Photo Sebastien Erome

Are Friends Electric ? Yuval Pick

Par Céline Gauthier

Publié le 4 avril 2016

Avec sa nouvelle création, Yuval Pick fait le choix d’un univers éclectique et électrique, animé par les hallucinations sonores du groupe Kraftwerk. Une pièce pour six danseurs, deux femmes et quatre hommes, qui magnifient par la danse les pulsations de la musique électronique.

Une installation lumineuse barre la scène d’une rangée de néons suspendue depuis les cintres lorsqu’éclate une mélodie entraînante digne d’une boîte de nuit. Une étrange atmosphère presque festive qui contraste avec l’austérité apparente des danseurs, absorbés par l’exécution d’une partition gestuelle exigeante, soulignée par de sobres costumes en dégradé de noir et blanc.

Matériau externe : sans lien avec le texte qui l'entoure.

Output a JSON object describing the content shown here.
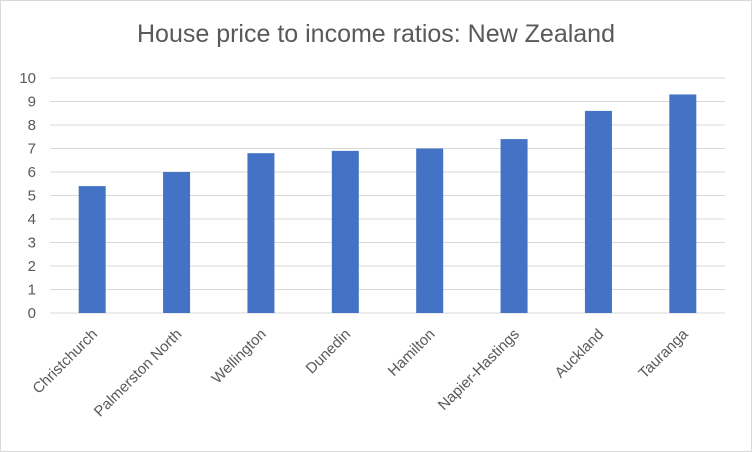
{
  "chart_data": {
    "type": "bar",
    "title": "House price to income ratios: New Zealand",
    "categories": [
      "Christchurch",
      "Palmerston North",
      "Wellington",
      "Dunedin",
      "Hamilton",
      "Napier-Hastings",
      "Auckland",
      "Tauranga"
    ],
    "values": [
      5.4,
      6.0,
      6.8,
      6.9,
      7.0,
      7.4,
      8.6,
      9.3
    ],
    "ylim": [
      0,
      10
    ],
    "yticks": [
      "0",
      "1",
      "2",
      "3",
      "4",
      "5",
      "6",
      "7",
      "8",
      "9",
      "10"
    ],
    "xlabel": "",
    "ylabel": "",
    "grid": true,
    "colors": {
      "bar": "#4472c4",
      "grid": "#d9d9d9",
      "text": "#595959"
    }
  }
}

La pièce se propose comme une variation autour du geste de torsion, décomposé et répété sous toutes ses formes. Les danseurs s’emploient à chercher dans leur propre corps les mécanismes souterrains d’un mouvement perpétuel d’oppositions et de désaxements successifs, de rotations de l’épaule ou de la hanche comme gestes émergés d’une tension qui parcourt le buste tout entier : une danse organique qui témoigne d’un extrême engagement musculaire et postural.

La partition sonore apparaît curieusement disparate, et la musique laisse place à des chants que les solistes habillent de voluptueuses contractions organiques ; puis vient le silence d’où saillit le battement régulier d’un métronome, comme un écho à la pulsation rapide de leurs cœurs. Un élan vital soutenu par le retour de la musique qui emplit tout l’espace ; tandis que la mesure s’accélère la soliste en avant scène accomplit d’effrénées contorsions presque convulsives.

Les danseurs se regroupent dans un même espace et l’on assiste avec jubilation à la manière dont le geste se propage et circule d’un corps à l’autre, une contamination tonique qui témoigne de l’attention que tous se portent. Ils se rapprochent d’un bras tendu, d’une main ou d’un geste de la tête furtivement projetée comme une saillie vers son partenaire ; par deux ils se font face et dansent comme avec le reflet l’un de l’autre, résurgence lointaine des danses de couples populaires. Il ne s’agit pourtant pas de se fondre dans l’autre mais de souligner ce qui les rapproche : la danse se fait polyphonique tandis qu’au rythme du métronome un danseur arpente le plateau et déclame une suite de chiffres à la signification mystérieuse. Tous les interprètes alors mêlent leur voix à la sienne, chacun dans une langue différente, redoublée par un concert de paroles enregistrées.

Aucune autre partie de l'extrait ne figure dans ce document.